Mozilla’s Firefox browser has been a thorn in the side of the digital advertising industry ever since it decided to automatically block all third party cookies a year ago.
Advertisers and data collection firms use those cookies to learn about people’s browsing habits so they can target them with ads they’ll be likely to click on, and the cookies have for years been the backbone of the digital advertising ecosystem. The Feb. 2013 move made Mozilla public enemy No. 1 among the online advertising community, and Interactive Advertising Bureau general counsel Mike Zaneis called it a “nuclear first strike against [the] ad industry.”
A year later, the landscape has changed dramatically. The third-party cookie is in decline with major tech companies like Microsoft and Google working to develop their own proprietary tracking technologies. And now, Firefox will be serving its users ads directly from the moment they open the browser.
Mozilla announced on its Content Services blog that when first-time Firefox users open the program for the first time, they will see links to content where the browser usually displays a user’s most visited sites.

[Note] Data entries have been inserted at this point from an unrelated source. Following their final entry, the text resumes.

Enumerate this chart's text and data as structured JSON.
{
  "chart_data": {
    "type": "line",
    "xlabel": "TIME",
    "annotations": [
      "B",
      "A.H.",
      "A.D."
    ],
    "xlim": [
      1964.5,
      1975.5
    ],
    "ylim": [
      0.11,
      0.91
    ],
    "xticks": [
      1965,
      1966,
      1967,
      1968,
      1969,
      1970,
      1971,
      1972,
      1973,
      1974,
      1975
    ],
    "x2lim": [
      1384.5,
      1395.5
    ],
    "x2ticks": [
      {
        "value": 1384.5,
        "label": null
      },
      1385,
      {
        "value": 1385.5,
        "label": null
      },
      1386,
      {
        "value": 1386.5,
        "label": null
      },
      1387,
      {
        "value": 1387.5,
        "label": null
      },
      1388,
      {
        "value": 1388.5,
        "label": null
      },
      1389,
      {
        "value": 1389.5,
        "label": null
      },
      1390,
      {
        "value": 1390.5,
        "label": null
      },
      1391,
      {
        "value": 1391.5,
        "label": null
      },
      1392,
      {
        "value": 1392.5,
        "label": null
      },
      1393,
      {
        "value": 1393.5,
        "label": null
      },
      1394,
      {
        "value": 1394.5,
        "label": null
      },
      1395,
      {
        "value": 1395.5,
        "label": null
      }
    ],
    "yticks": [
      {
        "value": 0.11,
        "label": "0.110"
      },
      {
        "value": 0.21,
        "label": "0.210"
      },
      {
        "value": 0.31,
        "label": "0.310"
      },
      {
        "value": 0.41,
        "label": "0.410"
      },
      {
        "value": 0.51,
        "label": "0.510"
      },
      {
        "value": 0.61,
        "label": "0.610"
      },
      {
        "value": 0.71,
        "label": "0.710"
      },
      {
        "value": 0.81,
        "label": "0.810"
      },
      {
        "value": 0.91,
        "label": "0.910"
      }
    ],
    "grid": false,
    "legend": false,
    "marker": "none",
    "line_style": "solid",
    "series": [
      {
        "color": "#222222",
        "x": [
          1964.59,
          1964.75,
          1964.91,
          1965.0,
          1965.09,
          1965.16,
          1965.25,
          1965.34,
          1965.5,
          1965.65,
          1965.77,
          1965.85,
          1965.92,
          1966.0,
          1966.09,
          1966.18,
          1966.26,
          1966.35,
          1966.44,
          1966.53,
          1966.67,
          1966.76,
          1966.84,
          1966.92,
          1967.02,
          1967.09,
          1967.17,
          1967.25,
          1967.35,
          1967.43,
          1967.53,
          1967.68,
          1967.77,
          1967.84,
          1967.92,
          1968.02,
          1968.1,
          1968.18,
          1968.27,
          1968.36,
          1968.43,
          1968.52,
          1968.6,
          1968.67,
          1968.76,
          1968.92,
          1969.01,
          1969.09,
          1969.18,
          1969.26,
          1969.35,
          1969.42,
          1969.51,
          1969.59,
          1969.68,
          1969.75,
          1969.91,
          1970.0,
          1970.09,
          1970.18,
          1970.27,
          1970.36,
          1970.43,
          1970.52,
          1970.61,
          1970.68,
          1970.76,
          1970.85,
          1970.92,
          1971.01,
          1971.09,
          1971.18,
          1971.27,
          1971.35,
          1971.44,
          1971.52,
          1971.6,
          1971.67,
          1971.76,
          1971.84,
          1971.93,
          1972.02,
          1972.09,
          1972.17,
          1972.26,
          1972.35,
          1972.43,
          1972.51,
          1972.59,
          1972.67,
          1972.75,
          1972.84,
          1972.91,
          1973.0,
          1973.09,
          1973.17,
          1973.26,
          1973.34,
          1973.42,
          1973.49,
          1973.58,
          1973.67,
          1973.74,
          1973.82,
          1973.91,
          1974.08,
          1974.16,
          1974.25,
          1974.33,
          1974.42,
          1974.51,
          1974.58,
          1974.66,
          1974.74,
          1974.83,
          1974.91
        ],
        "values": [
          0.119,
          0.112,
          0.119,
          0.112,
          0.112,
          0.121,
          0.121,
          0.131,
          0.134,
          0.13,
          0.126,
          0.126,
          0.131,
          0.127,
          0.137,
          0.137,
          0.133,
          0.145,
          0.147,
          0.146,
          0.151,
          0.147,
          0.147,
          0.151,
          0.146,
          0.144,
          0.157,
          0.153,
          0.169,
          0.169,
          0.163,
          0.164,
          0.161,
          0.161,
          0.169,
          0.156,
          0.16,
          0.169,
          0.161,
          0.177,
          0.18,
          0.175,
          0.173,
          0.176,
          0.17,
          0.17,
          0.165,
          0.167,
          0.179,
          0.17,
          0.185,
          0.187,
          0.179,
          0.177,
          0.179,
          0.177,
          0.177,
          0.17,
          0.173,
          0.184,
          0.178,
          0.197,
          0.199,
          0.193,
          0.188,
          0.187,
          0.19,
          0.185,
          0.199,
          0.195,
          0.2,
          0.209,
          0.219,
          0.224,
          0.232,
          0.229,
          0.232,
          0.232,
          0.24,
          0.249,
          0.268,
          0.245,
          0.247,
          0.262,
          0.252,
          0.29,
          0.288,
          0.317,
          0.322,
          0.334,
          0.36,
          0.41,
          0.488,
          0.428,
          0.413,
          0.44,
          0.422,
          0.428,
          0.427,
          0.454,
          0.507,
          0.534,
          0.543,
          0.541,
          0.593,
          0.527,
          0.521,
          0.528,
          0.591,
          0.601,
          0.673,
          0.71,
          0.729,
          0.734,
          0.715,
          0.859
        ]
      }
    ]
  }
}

And some of those pieces of suggested content will be “sponsored content from hand-picked partners to help support Mozilla’s pursuit of our mission.”

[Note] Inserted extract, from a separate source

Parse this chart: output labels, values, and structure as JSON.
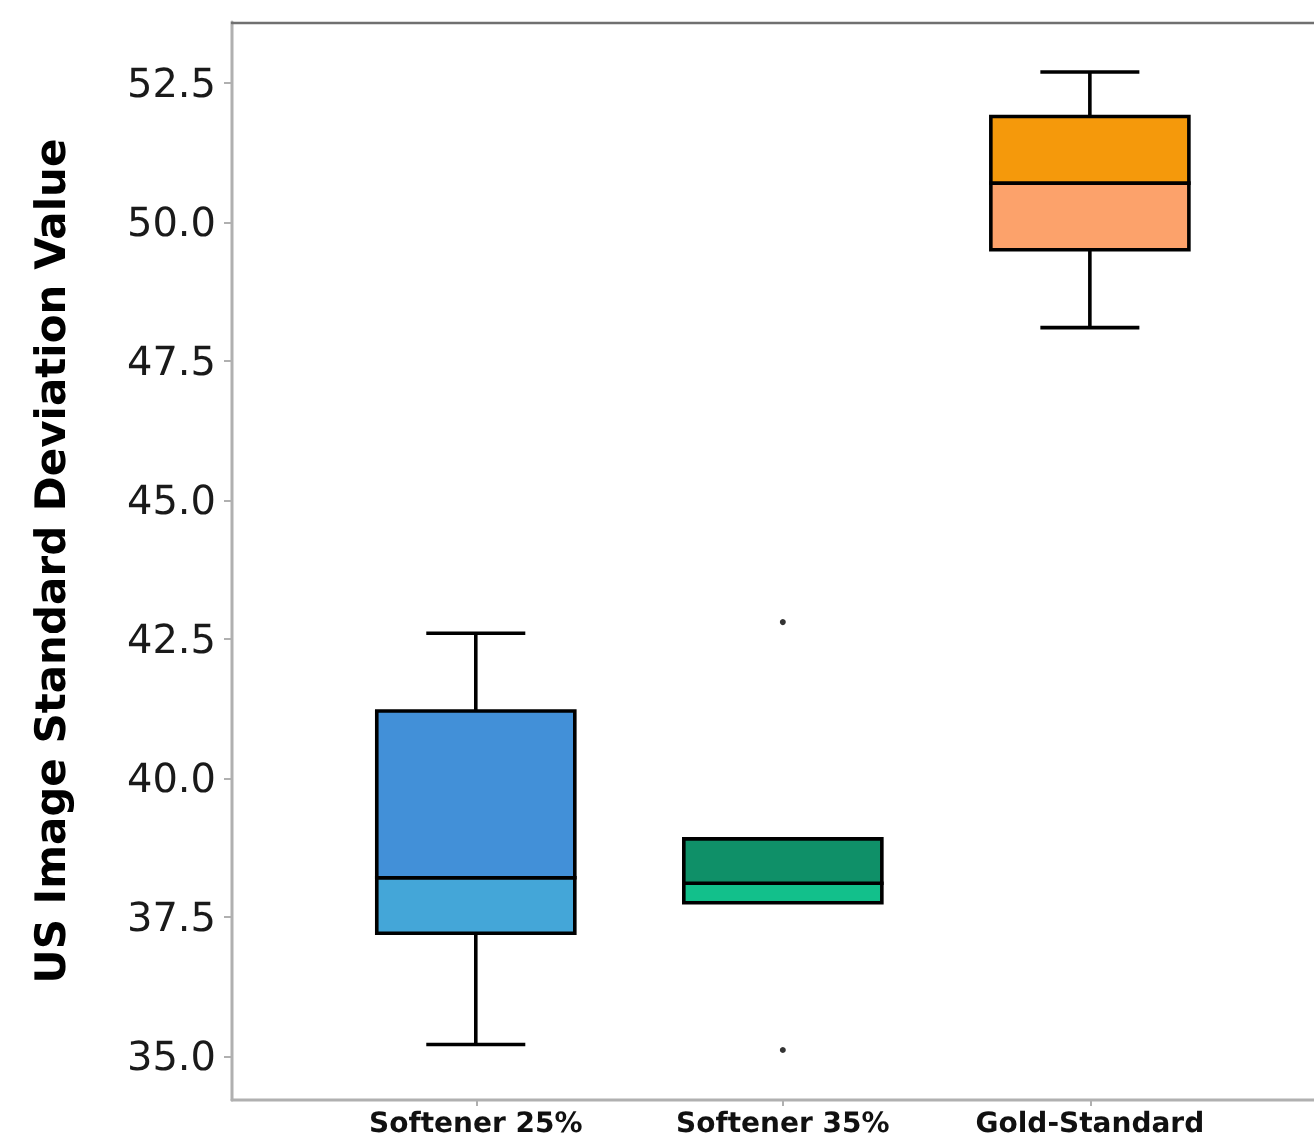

Mozilla said the “Directory Tiles” program is being done to make Firefox more sustainable and improve the first-time user experience.

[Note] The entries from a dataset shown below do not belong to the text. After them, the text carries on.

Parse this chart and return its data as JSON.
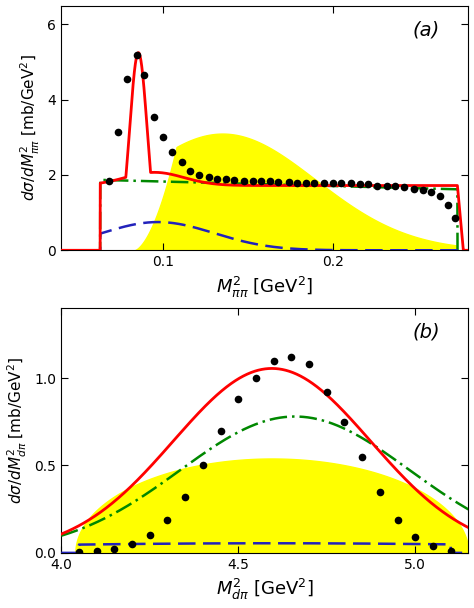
{
  "panel_a": {
    "label": "(a)",
    "xlim": [
      0.04,
      0.28
    ],
    "ylim": [
      0,
      6.5
    ],
    "xlabel": "$M_{\\pi\\pi}^2$ [GeV$^2$]",
    "ylabel": "$d\\sigma/dM_{\\pi\\pi}^2$ [mb/GeV$^2$]",
    "xticks": [
      0.1,
      0.2
    ],
    "yticks": [
      0,
      2,
      4,
      6
    ]
  },
  "panel_b": {
    "label": "(b)",
    "xlim": [
      4.0,
      5.15
    ],
    "ylim": [
      0,
      1.4
    ],
    "xlabel": "$M_{d\\pi}^2$ [GeV$^2$]",
    "ylabel": "$d\\sigma/dM_{d\\pi}^2$ [mb/GeV$^2$]",
    "xticks": [
      4.0,
      4.5,
      5.0
    ],
    "yticks": [
      0,
      0.5,
      1.0
    ]
  },
  "colors": {
    "red": "#ff0000",
    "green_dashdot": "#008800",
    "blue_dashed": "#2222bb",
    "yellow": "#ffff00",
    "black": "#000000"
  },
  "dots_a_x": [
    0.068,
    0.0735,
    0.079,
    0.0845,
    0.089,
    0.0945,
    0.1,
    0.1055,
    0.111,
    0.116,
    0.121,
    0.127,
    0.132,
    0.137,
    0.142,
    0.148,
    0.153,
    0.158,
    0.163,
    0.168,
    0.174,
    0.179,
    0.184,
    0.189,
    0.195,
    0.2,
    0.205,
    0.211,
    0.216,
    0.221,
    0.226,
    0.232,
    0.237,
    0.242,
    0.248,
    0.253,
    0.258,
    0.263,
    0.268,
    0.272
  ],
  "dots_a_y": [
    1.85,
    3.15,
    4.55,
    5.2,
    4.65,
    3.55,
    3.0,
    2.6,
    2.35,
    2.1,
    2.0,
    1.95,
    1.9,
    1.9,
    1.88,
    1.85,
    1.85,
    1.85,
    1.85,
    1.82,
    1.82,
    1.8,
    1.8,
    1.78,
    1.78,
    1.78,
    1.78,
    1.78,
    1.75,
    1.75,
    1.72,
    1.72,
    1.7,
    1.68,
    1.62,
    1.6,
    1.55,
    1.45,
    1.2,
    0.85
  ],
  "dots_b_x": [
    4.05,
    4.1,
    4.15,
    4.2,
    4.25,
    4.3,
    4.35,
    4.4,
    4.45,
    4.5,
    4.55,
    4.6,
    4.65,
    4.7,
    4.75,
    4.8,
    4.85,
    4.9,
    4.95,
    5.0,
    5.05,
    5.1
  ],
  "dots_b_y": [
    0.005,
    0.01,
    0.025,
    0.05,
    0.1,
    0.19,
    0.32,
    0.5,
    0.7,
    0.88,
    1.0,
    1.1,
    1.12,
    1.08,
    0.92,
    0.75,
    0.55,
    0.35,
    0.19,
    0.09,
    0.04,
    0.01
  ]
}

“We are excited about Directory Tiles because it has inherent value to our users, it aligns with our vision of a better Internet through trust and transparency, and it helps Mozilla become more diversified and sustainable as a project,” Mozilla VP of content services Darren Herman wrote on the blog. “While we have not worked out the entire product roadmap, we are beginning to talk to content partners about the opportunity, and plan to start showing Directory Tiles to new Firefox users as soon as we have the user experience right.”